Fot Fernanda Borges
Romeu Borges, presidente do Sindicato Rural de Uberaba, diz que em algumas lavouras a perda chega a 70%
Integrantes do Núcleo dos Sindicatos Rurais do Triângulo Mineiro e Alto Paranaíba traçam medidas em apoio ao produtor rural quanto à longa estiagem deste ano. A reunião aconteceu na terça-feira (3) na sede do Sindicato Rural de Uberaba, quando foi elaborado um documento a ser enviado aos governos estadual e federal para que facilitem o pagamento de financiamentos feitos pelos produtores e que estão tendo perdas nas lavouras.
Durante a reunião ficou constatado que em toda a região produtores sofrem com a estiagem atípica do início de ano.

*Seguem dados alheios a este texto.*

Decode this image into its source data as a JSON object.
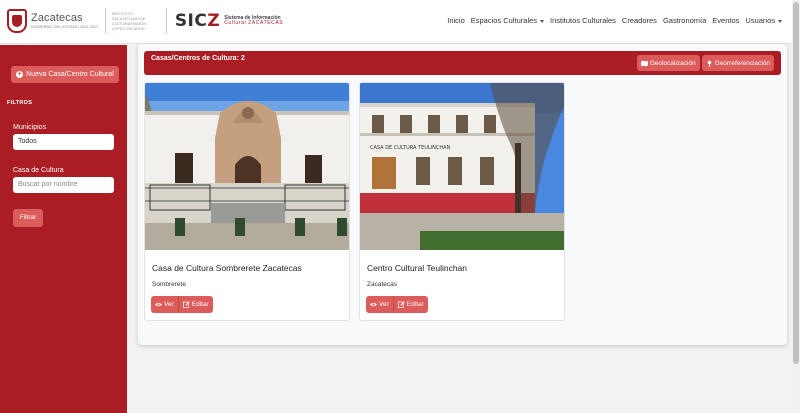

De acordo com o presidente do Sindicato Rural de Uberaba, Romeu Borges, a situação de outros municípios é semelhante à que está acontecendo em Uberaba. “A chuva está esparsa, poucos produtores receberam uma grande quantidade de chuva, não houve uma distribuição uniforme e, mesmo assim, naqueles locais em que houve chuva os produtores tiveram perdas de 10 a 15%, já onde não caiu nenhuma gota as perdas ultrapassam a casa dos 70%. Enfim, nas avaliações preliminares registramos perdas de até 50%, mas, depois que for feita a colheita, teremos um levantamento definitivo”, explica.
Diante desta situação, preocupadas com o produtor que pode enfrentar problemas financeiros, lideranças elaboraram documento pedindo para que o Estado e a União sejam maleáveis quanto às cobranças de financiamento.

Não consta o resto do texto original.